El desventurado rey de Persia

HUBO una vez en Persia un rey muy desgraciado. Gran conquistador, rico y famoso, afligíase profundamente por no tener hijos; y asi vivía triste en un soberbio palacio que había mandado edificar en una isla solitaria.

Sucedió que un día llegó al palacio un traficante, quien presentó al rey una hermosa esclava. Prendado de su belleza casóse el rey con ella, lleno de alegría: regalóle costosos vestidos, dióle las mejores habitaciones del palacio, todas ellas con ventanas sobre el mar, y puso a su servicio un centenar de criados y doncellas. Mas ¡cosa extraña! la esclava nunca habló al rey, ni a ninguna otra persona, y se pasaba los días sentada a la ventana, contemplando el mar.

Asi transcurrió un año; y el rey, loco de alegría por el nacimiento de un hermoso príncipe heredero, se arrojó a los pies de su esposa y le dijo:

—Oh, mi amada reina, ¿por qué no me habláis nunca? Sólo falta, para colmar mi dicha, una palabra de vuestros labios.

Sonrióle la esclava, y al fin habló.

—Rey mío y señor, —le dijo—¡cuán bondadosa y tiernamente me habéis tratado desde que os fui presentada como esclava! Mas, ¡pensad qué tristeza tan profunda debe sentir una princesa, al ser vendida como sierva!

—¡Cómo! ¿Sois princesa? —exclamó el rey.

—Soy la Rosa del Mar—respondió altivamente la reina, —y mi hermano, el rey Selah, rige los más vastos dominios de las profundidades del Océano. Por desgracia, hemos reñido. El último año fueron invadidas nuestras comarcas, destruido nuestro palacio y, temiendo mi hermano que yo cayese en las manos del enemigo, se propuso casarme con un príncipe de la tierra. Enojada por tal proposición, subí del fondo del mar, y al llegar a la tierra me encontré en la orilla de tu isla. Alii me vio el mercader a quien me has comprado como esclava.

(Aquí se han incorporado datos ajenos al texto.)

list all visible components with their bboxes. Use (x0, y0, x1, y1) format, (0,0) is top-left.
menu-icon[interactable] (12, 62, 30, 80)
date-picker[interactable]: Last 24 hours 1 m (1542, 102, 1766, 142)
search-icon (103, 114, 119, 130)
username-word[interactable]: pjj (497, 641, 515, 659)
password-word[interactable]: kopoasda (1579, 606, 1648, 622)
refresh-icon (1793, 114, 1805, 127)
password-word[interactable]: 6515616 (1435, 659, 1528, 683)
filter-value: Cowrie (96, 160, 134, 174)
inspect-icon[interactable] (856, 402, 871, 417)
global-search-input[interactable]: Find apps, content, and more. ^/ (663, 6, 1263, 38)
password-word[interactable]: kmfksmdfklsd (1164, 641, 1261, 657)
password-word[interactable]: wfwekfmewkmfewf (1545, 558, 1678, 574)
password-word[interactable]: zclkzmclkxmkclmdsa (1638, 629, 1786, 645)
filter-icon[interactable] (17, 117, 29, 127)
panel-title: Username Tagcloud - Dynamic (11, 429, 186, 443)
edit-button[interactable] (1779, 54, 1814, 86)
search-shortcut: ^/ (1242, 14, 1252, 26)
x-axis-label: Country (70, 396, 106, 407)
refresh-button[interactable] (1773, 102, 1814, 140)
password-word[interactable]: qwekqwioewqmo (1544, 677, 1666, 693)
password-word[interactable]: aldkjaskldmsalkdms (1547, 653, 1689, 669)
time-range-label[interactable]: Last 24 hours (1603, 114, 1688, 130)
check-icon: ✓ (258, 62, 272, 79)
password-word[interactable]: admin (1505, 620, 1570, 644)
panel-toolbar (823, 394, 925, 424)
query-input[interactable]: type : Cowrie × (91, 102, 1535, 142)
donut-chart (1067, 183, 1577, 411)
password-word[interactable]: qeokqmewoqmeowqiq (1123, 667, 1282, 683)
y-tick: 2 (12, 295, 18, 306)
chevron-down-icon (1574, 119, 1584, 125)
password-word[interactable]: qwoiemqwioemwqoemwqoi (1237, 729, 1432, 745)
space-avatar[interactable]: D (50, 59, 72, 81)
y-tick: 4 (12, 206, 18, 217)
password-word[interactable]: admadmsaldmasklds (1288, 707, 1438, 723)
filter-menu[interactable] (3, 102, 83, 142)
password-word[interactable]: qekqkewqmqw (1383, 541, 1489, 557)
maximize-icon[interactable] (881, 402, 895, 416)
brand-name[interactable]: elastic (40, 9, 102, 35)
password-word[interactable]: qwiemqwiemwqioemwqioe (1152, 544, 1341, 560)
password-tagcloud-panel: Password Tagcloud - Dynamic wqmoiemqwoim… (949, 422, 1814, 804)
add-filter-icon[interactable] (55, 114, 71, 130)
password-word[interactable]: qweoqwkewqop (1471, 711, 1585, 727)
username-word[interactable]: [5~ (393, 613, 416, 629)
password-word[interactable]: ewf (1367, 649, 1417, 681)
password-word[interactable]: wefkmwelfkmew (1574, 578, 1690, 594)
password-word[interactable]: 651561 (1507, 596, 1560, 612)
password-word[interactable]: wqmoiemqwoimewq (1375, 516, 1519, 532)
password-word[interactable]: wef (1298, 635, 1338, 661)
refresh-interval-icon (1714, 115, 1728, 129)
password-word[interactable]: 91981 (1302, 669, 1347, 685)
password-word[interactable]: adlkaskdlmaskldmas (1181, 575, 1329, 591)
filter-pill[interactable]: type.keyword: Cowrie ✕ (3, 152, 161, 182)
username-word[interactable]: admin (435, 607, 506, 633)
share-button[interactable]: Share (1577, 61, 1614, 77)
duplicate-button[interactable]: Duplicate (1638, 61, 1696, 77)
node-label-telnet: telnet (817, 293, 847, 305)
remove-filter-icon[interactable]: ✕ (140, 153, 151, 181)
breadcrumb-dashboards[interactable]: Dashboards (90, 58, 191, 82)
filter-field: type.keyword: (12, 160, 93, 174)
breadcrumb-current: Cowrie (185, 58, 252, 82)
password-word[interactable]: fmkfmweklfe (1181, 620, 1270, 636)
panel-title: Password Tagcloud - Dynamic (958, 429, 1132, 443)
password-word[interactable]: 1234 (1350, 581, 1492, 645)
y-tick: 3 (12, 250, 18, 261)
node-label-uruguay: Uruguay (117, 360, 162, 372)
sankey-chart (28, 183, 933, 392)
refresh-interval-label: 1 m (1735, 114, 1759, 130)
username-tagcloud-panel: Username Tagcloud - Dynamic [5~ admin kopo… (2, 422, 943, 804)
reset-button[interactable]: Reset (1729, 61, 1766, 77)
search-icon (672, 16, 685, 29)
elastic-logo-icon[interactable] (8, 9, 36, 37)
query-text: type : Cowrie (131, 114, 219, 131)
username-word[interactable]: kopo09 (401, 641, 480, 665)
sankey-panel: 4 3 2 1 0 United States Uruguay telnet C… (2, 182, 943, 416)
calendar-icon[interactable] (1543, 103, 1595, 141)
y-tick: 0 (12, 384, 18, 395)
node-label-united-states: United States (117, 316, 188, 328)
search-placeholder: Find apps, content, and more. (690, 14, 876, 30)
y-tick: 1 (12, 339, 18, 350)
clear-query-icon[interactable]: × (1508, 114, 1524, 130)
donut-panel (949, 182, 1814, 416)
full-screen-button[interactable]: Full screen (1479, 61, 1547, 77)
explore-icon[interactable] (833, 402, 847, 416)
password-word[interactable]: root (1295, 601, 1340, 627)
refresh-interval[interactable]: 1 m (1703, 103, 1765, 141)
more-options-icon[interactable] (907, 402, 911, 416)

—Sin embargo, ya veis que no os he tratado como a tal—le replicó el rey.

—Cierto—contestó con dulzura la Rosa del Mar;—y el que me hayáis hecho vuestra reina y amado tiernamente, ha impedido me volviese al mar en busca de mi hermano, cual era mi intención. Mas ahora que tengo un hijo, quiero avisar a Selah para que le conozca.

Mandó, pues, la Rosa del Mar a un criado trajese un braserillo con carbones encendidos; tomó luego un poco de áloe de una cajita y lo echó en el fuego. Al elevarse el humo y escaparse por la ventana, pronunciaba la reina palabras en un lenguaje extraño.

El mar comenzó a hincharse, dividiéronse las ondas, y por entre ellas avanzó un hermoso joven ricamente vestido y con una corona en la cabeza. Iba acompañado de una brillante comitiva de damas y cortesanos. Al llegar a la isla el rey del mar (que no era otro el deslumbrante y apuesto joven), encaminóse con su sequito al palacio.

—¡Oh, mi amada Rosa del Mar! — exclamó al ver a su hermana; —ya he vencido a todos nuestros enemigos: puedes, por tanto, volver y casarte con un príncipe del océano.

—No, por cierto, que ya estoy casada, mi buen Selah—añadió la Rosa del Mar.

—Aquí tienes a mi esposo, el rey de Persia, y a nuestro hijito.

Tomó Selah al niño en sus brazos; y, con gran espanto del rey de Persia, salto por la ventana, sumergiéndose en el mar con el pequeño príncipe.

—No os asustéis—dijo la reina. — Selah no ha hecho más que lo que yo intentaba hacer. Desea saber si nuestro hijo puede vivir debajo de las aguas, como todas las gentes de sus dominios.

Asi fue. A los pocos minutos volvió Selah, trayendo en sus brazos al niño, que sonreía. Había podido respirar en el agua salada tan fácilmente como en el aire, sin que sus vestidos estuviesen húmedos en lo más mínimo.

—Hoy es un día de prodigios—dijo el rey de Persia. — Y si no hubiese visto con mis ojos todas estas cosas, nunca las hubiese creído.

Fue su mayor disgusto ver que le era imposible descender al fondo del mar a visitar los maravillosos reinos submarinos; pero su hijo y esposa le consolaron contándole extrañas historias de aquellos parajes.